偽装婚約しませんか!?
「素直になって、俺の気持ちを受け入れて? ヴィオラは俺が嫌い?」

 自信なさげに苦笑され、心臓がキュッと締めつけられた。
 この人を一人にしてはダメだ。
 ヴィオラは貴族らしい建前をぽーんと放り投げ、心の衝動のままローレンスに飛びついた。力の限り、ぎゅうぎゅうに抱きつく。締めつけると言い換えてもいい。
 苦しいだろうに、ローレンスは何も言わずにヴィオラの背中に腕を回し、昂ぶった感情を落ち着けるようにポンポンと軽く叩く。
 その弾みで情けない涙がポロポロとこぼれ落ち、彼のワイシャツを濡らしていく。

「す……好きですうううう」
「うん。俺も好きだよ。これで晴れて両思いだね。俺と結婚してくれるよね?」
「ひぐっ……今すぐは無理ですけど……。妃教育に合格できた暁には、ローレンスさまの花嫁さんにしてください」
「ふふ。

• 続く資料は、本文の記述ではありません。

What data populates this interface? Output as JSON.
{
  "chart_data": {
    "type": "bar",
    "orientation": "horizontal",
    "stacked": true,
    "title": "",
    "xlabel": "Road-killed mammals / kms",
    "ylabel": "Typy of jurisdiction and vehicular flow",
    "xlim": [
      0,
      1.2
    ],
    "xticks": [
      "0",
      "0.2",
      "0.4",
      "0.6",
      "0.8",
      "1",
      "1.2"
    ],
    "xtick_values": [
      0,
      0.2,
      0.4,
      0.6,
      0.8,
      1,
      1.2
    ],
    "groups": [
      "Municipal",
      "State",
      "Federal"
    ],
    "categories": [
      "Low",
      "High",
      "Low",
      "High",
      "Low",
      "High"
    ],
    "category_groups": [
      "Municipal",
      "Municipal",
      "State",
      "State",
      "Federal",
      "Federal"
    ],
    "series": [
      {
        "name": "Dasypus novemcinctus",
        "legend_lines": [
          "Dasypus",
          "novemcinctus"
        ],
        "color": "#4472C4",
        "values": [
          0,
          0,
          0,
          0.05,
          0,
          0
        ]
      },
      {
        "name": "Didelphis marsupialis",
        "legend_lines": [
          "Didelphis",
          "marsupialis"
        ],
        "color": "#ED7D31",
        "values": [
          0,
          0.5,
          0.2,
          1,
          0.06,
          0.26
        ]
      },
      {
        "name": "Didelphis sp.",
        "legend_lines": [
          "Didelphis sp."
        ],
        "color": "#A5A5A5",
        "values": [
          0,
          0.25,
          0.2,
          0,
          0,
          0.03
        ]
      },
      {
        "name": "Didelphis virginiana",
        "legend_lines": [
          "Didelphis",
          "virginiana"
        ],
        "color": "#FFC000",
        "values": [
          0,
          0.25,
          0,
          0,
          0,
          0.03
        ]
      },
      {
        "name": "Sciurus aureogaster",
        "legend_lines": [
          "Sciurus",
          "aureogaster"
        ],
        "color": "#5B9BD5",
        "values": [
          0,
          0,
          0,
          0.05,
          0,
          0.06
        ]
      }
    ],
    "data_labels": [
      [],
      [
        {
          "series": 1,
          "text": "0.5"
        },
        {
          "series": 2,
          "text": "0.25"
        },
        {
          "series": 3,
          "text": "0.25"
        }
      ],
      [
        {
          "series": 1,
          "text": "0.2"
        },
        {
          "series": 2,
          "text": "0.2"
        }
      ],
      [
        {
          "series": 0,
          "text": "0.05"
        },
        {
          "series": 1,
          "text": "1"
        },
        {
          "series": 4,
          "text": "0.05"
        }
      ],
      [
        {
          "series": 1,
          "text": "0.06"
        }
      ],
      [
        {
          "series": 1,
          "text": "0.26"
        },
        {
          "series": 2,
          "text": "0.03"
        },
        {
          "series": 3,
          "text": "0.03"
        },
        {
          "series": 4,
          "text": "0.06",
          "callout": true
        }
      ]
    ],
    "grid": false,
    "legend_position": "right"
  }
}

そういう現実的なところも好きだよ」

 目尻に溜まった涙を人差し指ですくい、瞼にそっと口づけが落とされる。
 キャパオーバーで目元を潤ませてローレンスを見上げる。彼はヴィオラの両頬を包み込み、こつんと額を合わせた。至近距離で澄み切ったアイスブルーの瞳が見つめてくる。